The Cardinal Rules of Good Listening
Updated: Mar 19, 2019
Asking the right questions and listening are a great beginning for effective communications. Let’s begin with some cardinal rules of good listening:
Maintain a comfortable physical distance
Be involved, but not too intense
Don’t let your body language impact the free flow of info
Self-disclose, but not too much. Too soon
“Listen” with all of your sense.
Create an environment for great conversations: Consider where and when your conversations should take place, and who else, if anyone should be present. If the conversation is important, don’t leave the setting to chance.

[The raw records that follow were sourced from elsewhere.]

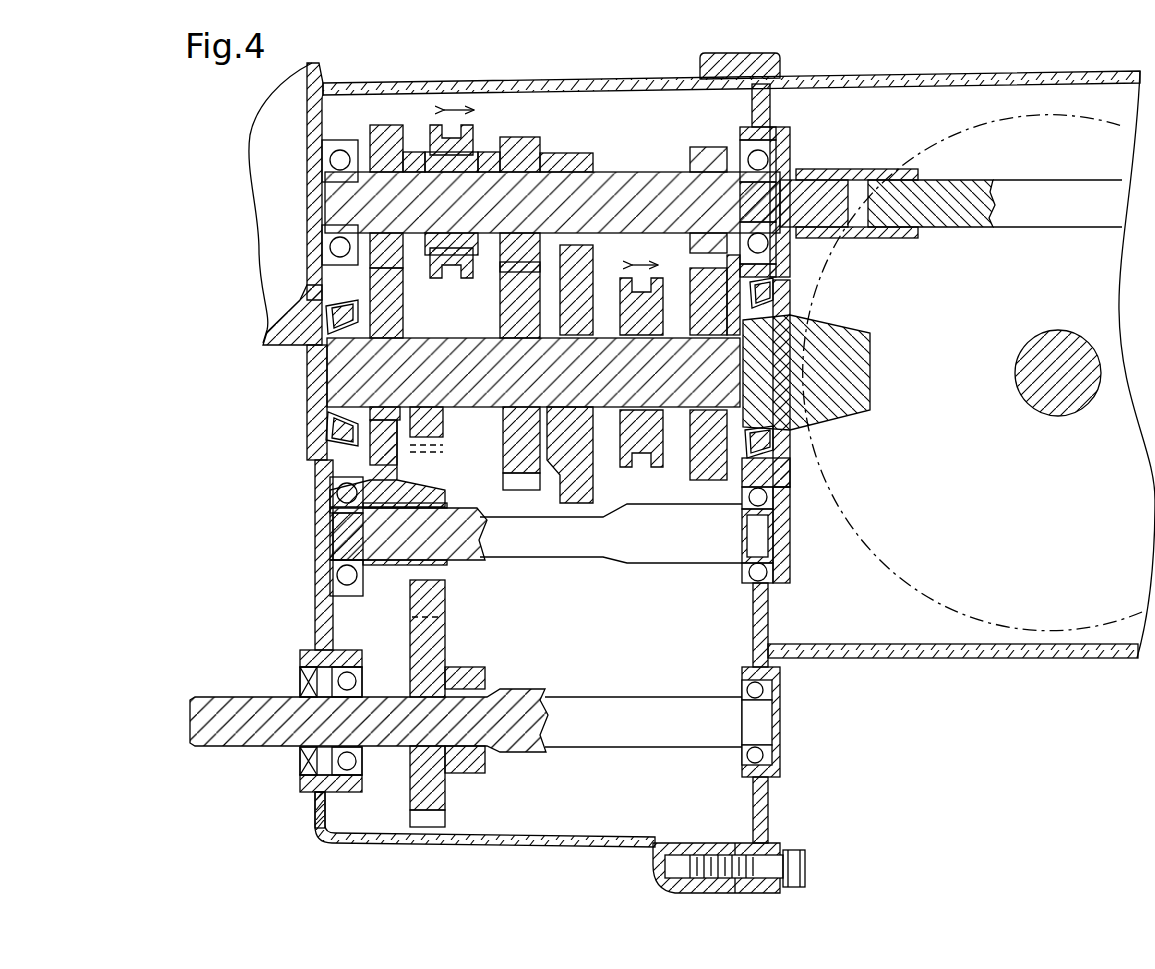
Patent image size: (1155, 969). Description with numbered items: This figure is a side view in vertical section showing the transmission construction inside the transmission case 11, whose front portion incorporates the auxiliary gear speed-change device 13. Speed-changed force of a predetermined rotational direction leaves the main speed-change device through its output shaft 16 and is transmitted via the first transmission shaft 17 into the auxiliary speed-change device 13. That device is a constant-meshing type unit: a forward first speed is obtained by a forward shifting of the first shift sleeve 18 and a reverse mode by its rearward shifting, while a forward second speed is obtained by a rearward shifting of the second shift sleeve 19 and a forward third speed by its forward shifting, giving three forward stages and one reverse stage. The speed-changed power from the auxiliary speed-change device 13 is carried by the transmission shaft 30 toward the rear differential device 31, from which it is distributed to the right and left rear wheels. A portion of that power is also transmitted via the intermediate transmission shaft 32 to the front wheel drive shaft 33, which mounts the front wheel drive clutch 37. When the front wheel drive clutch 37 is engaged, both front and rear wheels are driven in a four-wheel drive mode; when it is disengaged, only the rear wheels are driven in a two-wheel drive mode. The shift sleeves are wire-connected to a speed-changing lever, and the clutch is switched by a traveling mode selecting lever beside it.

The transmission case 11 is at (410, 83).
The auxiliary gear speed-change device 13 is at (580, 128).
The output shaft 16 is at (1075, 220).
The first transmission shaft 17 is at (650, 170).
The first shift sleeve 18 is at (635, 450).
The second shift sleeve 19 is at (443, 267).
The transmission shaft 30 is at (330, 360).
The rear differential device 31 is at (853, 533).
The intermediate transmission shaft 32 is at (575, 540).
The front wheel drive shaft 33 is at (232, 705).
The front wheel drive clutch 37 is at (492, 793).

Prepare questions” productive conversation is stimulated by good questions to keep the conversation moving and information flowing your way. Questions that call for information about the three most predictive traits-compassion, socioeconomic background, and satisfaction with life-can be a good place to begin.
Active listening is turning up your sensitivity to substance and ton so that you absorb the meaning of what a person has said. It also means giving people time to fully express themselves without interruption. Don’t just allow them to finish, leave a little space, a pause, before you dive in. Also, at the end of a conversation, provide an opportunity for the person to say something else before you say good-be. Suggestion-at the end of a phone call or conversation ask, “Is there anything else we need to talk about?”
Be 100% in the moment. You do not fool people if you do other things while you are supposed to be listening. Moreover, multi-tasking when you’re supposed to be listening usually prolongs the conversation, so it isn’t even efficient.